Zambian-born Hollywood star Thandie Newton has always been open about her bulimia. The eating disorder affected her life at the tender age of 14 when she was training to be a ballerina. Her struggle lasted a year and left her scarred both physically and mentally.
“I had terrible bulimia for about a year … I ate nothing but cottage cheese. I’ve still got the scars on my knuckles from where I put my fingers down my throat.”
After that year she put it to rest and lived a moderately normal life but it reared its ugly head in her early 20s.
“I’d been involved with this guy for a long time, he was much older than me and I felt a lot of shame about my sexual relationship with him.”
“I would have these dinners with him and then go back to the flat and I’d throw up. Then I went out with someone who was emotionally abusive, criticizing me the whole time.”

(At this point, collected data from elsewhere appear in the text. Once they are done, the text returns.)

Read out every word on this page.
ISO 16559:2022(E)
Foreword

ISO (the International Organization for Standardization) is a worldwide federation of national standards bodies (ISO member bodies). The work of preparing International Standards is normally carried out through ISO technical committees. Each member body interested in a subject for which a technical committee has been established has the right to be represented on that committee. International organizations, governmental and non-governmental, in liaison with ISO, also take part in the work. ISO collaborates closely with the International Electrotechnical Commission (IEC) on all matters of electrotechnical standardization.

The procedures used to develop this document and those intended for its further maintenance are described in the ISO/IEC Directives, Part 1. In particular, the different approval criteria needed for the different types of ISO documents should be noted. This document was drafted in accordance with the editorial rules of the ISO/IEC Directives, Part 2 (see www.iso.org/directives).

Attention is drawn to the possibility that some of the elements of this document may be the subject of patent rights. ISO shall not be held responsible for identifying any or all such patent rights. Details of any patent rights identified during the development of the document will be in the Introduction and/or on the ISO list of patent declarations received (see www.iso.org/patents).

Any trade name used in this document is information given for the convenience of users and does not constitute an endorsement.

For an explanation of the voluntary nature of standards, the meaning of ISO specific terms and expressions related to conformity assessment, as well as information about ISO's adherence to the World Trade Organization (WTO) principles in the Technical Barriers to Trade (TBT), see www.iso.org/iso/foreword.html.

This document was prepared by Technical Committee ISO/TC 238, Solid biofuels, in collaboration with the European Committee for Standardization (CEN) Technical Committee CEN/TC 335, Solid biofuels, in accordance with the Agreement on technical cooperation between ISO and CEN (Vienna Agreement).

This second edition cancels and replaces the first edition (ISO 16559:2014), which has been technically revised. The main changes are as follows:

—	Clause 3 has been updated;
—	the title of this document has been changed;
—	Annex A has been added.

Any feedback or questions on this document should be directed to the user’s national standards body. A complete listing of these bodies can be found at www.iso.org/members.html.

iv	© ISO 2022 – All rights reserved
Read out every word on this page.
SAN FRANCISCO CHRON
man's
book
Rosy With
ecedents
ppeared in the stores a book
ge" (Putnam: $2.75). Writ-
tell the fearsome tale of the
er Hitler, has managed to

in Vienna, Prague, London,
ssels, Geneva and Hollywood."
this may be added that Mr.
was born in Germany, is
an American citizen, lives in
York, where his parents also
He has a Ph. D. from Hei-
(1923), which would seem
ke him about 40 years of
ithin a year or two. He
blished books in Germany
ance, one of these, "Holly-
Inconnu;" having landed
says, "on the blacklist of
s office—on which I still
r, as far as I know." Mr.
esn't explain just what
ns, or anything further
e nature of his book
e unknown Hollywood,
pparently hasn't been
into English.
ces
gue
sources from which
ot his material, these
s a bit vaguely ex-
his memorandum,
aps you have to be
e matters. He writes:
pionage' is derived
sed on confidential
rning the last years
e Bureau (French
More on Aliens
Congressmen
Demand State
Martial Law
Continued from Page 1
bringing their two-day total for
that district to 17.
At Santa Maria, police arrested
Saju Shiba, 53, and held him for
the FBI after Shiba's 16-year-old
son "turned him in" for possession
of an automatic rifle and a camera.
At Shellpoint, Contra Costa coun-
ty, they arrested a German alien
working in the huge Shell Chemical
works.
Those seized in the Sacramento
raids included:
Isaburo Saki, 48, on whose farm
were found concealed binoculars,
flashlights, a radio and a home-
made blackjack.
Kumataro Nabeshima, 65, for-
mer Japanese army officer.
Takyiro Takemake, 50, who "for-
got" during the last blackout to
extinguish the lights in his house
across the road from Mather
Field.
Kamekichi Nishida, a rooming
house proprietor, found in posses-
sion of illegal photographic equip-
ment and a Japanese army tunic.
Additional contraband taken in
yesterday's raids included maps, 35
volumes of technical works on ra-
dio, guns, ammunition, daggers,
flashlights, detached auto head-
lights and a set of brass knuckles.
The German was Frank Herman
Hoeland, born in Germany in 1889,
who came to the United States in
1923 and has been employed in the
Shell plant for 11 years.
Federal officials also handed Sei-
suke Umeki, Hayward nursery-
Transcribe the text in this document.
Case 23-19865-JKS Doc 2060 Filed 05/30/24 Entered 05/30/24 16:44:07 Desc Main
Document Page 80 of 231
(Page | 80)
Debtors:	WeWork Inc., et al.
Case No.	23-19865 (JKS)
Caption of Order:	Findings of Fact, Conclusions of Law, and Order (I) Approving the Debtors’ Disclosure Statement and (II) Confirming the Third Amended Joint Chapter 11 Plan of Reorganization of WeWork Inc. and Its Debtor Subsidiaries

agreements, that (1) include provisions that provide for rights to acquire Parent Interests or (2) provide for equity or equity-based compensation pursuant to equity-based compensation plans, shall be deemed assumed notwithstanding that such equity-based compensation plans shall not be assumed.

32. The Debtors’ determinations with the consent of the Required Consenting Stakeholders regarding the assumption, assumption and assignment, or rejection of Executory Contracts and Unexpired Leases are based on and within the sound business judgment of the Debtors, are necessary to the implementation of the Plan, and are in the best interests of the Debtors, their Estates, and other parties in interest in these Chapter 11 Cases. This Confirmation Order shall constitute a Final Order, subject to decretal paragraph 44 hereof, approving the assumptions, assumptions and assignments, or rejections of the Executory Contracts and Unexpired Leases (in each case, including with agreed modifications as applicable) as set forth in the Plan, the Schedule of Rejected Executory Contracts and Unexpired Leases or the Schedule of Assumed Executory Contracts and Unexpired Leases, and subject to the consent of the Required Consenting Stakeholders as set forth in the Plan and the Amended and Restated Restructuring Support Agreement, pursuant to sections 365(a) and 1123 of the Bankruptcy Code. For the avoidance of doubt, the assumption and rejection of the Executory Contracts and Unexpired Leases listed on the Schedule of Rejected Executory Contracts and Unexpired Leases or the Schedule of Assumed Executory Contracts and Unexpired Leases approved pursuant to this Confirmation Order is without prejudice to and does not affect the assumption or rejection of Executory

After two abusive relationships she realized it was time to seek help; that living with an eating disorder would only lead her to more misery.
While working on a film shoot in Los Angeles she enlisted the help of a therapist.
“I saw a therapist for the first time,” she said. “After that first session, I never threw up again. I had made the connection between shame and self abuse.”
This ‘Mission: Impossible II’ actress successfully recovered from bulimia through the initial therapy and then with support and determination. After working herself into super slim looks she fell into a healthy relationship and has developed a love of children.
“I keep getting pregnant. So one day I’m slim and the next I have a bump. In the last two years my body has changed so much. I think the Hollywood size is a bad thing. I don’t stick to any diets. I eat when I’m hungry. Thankfully I have my mother’s frame and I’ve always been slim.”
Today, leading a wonderful and healthy life, Thandie is working hard on her films and motherhood and when asked about her self-perception she cheerfully replies: “I see a happy, defiant, loving friend.”